Cellular Mechanisms Regulating Conventional Outflow of Aqueous Humor

Despite its small size, the trabecular meshwork (TM, including the inner wall of Schlemm's canal) is functionally complex, containing multiple cell "types" segregated by location and playing a central role in intraocular pressure (IOP) homeostasis. TM cells are functionally coupled through multiple mechanisms, including paracrine signaling; through transmission of biomechanical stimuli (stretch and shear stress); and, hydrodynamically, through the funneling effect. This tight cellular coordination appears to be central to TM function and its many roles. For example, TM cells maintain an intricate extracellular matrix which is turned over rapidly and appears to play an important role in determining IOP. They are avidly phagocytic, particularly in the inner TM, so as to protect the narrow flow channels of the outer TM and inner wall of Schlemm's canal. They are mechanoresponsive to multiple stimuli, which appears to play a key role in IOP homeostasis.

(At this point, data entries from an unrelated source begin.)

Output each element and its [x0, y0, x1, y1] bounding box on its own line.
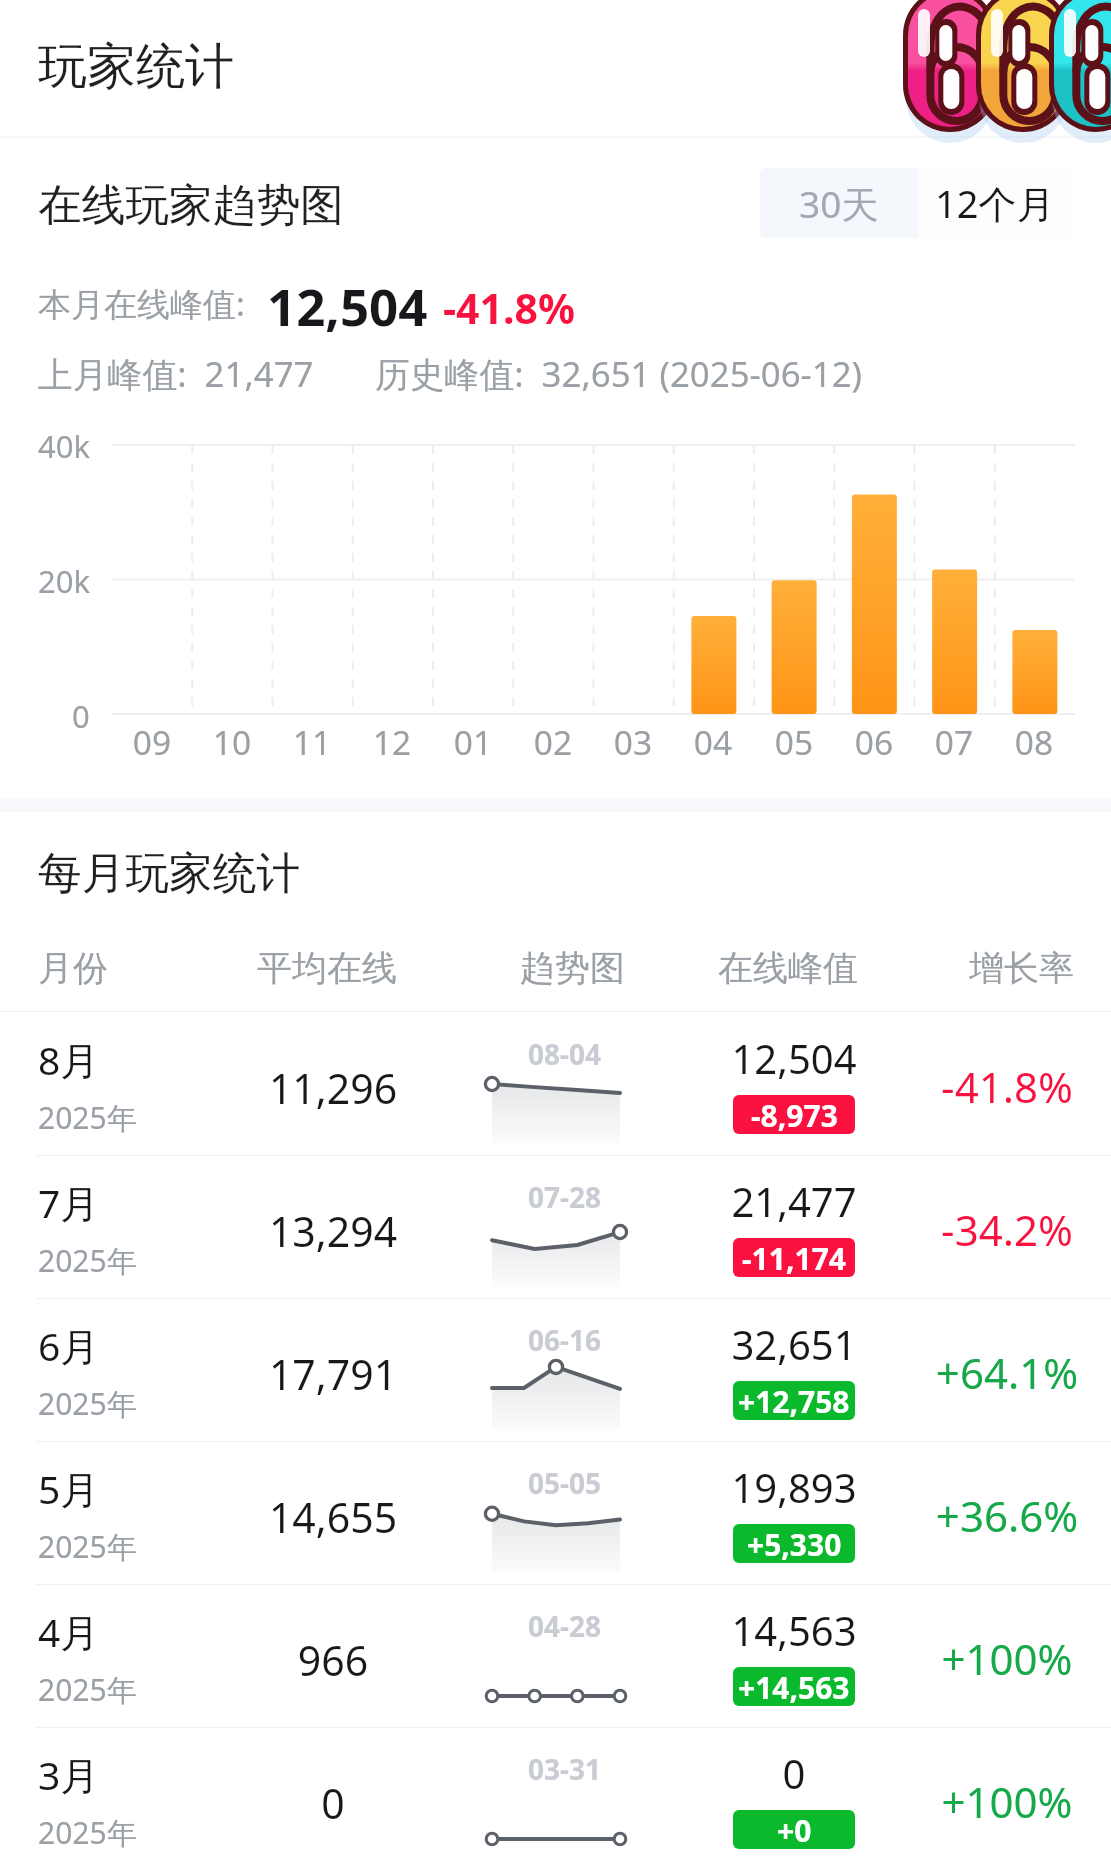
staticText: 0	[679, 1746, 909, 1800]
staticText: 13,294	[218, 1203, 448, 1259]
staticText: 12,504	[267, 271, 428, 340]
button[interactable]: 4月	[0, 1584, 1111, 1727]
staticText: 04	[673, 719, 753, 765]
staticText: 10	[192, 719, 272, 765]
staticText: +100%	[907, 1630, 1107, 1687]
staticText: 玩家统计	[38, 36, 234, 98]
staticText: 06	[834, 719, 914, 765]
staticText: 月份	[38, 946, 108, 990]
staticText: 12个月	[935, 177, 1055, 229]
staticText: 2025年	[38, 1097, 137, 1138]
staticText: +5,330	[747, 1524, 842, 1563]
staticText: 12	[352, 719, 432, 765]
staticText: 02	[513, 719, 593, 765]
staticText: 03-31	[528, 1750, 602, 1788]
staticText: 14,563	[679, 1603, 909, 1657]
staticText: 平均在线	[257, 946, 397, 990]
staticText: 20k	[38, 560, 91, 602]
staticText: 0	[72, 695, 90, 737]
staticText: 09	[112, 719, 192, 765]
staticText: 8月	[38, 1033, 100, 1086]
staticText: 在线玩家趋势图	[38, 178, 344, 233]
staticText: 21,477	[679, 1174, 909, 1228]
staticText: -41.8%	[443, 280, 575, 336]
staticText: 04-28	[528, 1607, 602, 1645]
staticText: 历史峰值: 32,651 (2025-06-12)	[375, 350, 863, 398]
staticText: 01	[433, 719, 513, 765]
staticText: 06-16	[528, 1321, 602, 1359]
button[interactable]: 7月	[0, 1155, 1111, 1298]
staticText: +14,563	[738, 1667, 850, 1706]
staticText: +100%	[907, 1773, 1107, 1830]
staticText: 6月	[38, 1319, 100, 1372]
staticText: 2025年	[38, 1812, 137, 1853]
staticText: 19,893	[679, 1460, 909, 1514]
button[interactable]: 3月	[0, 1727, 1111, 1860]
staticText: 966	[218, 1632, 448, 1688]
staticText: 30天	[799, 178, 879, 229]
staticText: 2025年	[38, 1383, 137, 1424]
staticText: 12,504	[679, 1031, 909, 1085]
staticText: 08	[994, 719, 1074, 765]
staticText: 07-28	[528, 1178, 602, 1216]
staticText: 7月	[38, 1176, 100, 1229]
staticText: 2025年	[38, 1669, 137, 1710]
staticText: 在线峰值	[718, 946, 858, 990]
staticText: 05-05	[528, 1464, 602, 1502]
staticText: 32,651	[679, 1317, 909, 1371]
staticText: -34.2%	[907, 1201, 1107, 1258]
staticText: 05	[754, 719, 834, 765]
staticText: -8,973	[751, 1095, 838, 1134]
staticText: +12,758	[738, 1381, 850, 1420]
staticText: +0	[777, 1810, 812, 1849]
staticText: 4月	[38, 1605, 100, 1658]
button[interactable]: 12个月	[918, 168, 1072, 238]
staticText: 2025年	[38, 1240, 137, 1281]
staticText: 17,791	[218, 1346, 448, 1402]
staticText: 07	[914, 719, 994, 765]
staticText: 14,655	[218, 1489, 448, 1545]
staticText: 08-04	[528, 1035, 602, 1073]
staticText: 11,296	[218, 1060, 448, 1116]
staticText: +36.6%	[907, 1487, 1107, 1544]
staticText: -41.8%	[907, 1058, 1107, 1115]
staticText: 2025年	[38, 1526, 137, 1567]
staticText: 本月在线峰值:	[38, 281, 245, 326]
button[interactable]: 6月	[0, 1298, 1111, 1441]
staticText: 11	[272, 719, 352, 765]
staticText: 40k	[38, 425, 91, 467]
button[interactable]: 5月	[0, 1441, 1111, 1584]
staticText: 趋势图	[520, 946, 625, 990]
staticText: -11,174	[742, 1238, 846, 1277]
staticText: 03	[593, 719, 673, 765]
staticText: 增长率	[969, 946, 1074, 990]
staticText: 上月峰值: 21,477	[38, 350, 314, 398]
staticText: 每月玩家统计	[38, 846, 301, 901]
button[interactable]: 8月	[0, 1012, 1111, 1155]
staticText: +64.1%	[907, 1344, 1107, 1401]
button[interactable]: 30天	[760, 168, 918, 238]
staticText: 0	[218, 1775, 448, 1831]
staticText: 5月	[38, 1462, 100, 1515]
staticText: 3月	[38, 1748, 100, 1801]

They are dynamically contractile, and their acto-myosin tone influences their contractile properties and stiffness. Significantly, these contractile properties are pivotal for overall TM function; indeed, the recently introduced cytoskeletal relaxing agents directly target their contractility for therapeutic benefit. Further, the TM contains a resident population of stem cells that likely play a role in maintaining tissue function over a lifetime. Because TM cells are lost at a higher rate in glaucoma, there exists the possibility of restoring TM function through stem cell-based therapies. In this chapter, we provide a holistic view of TM cellular phenotype and function, identifying opportunities for therapeutic intervention and unsolved questions about this enigmatic tissue.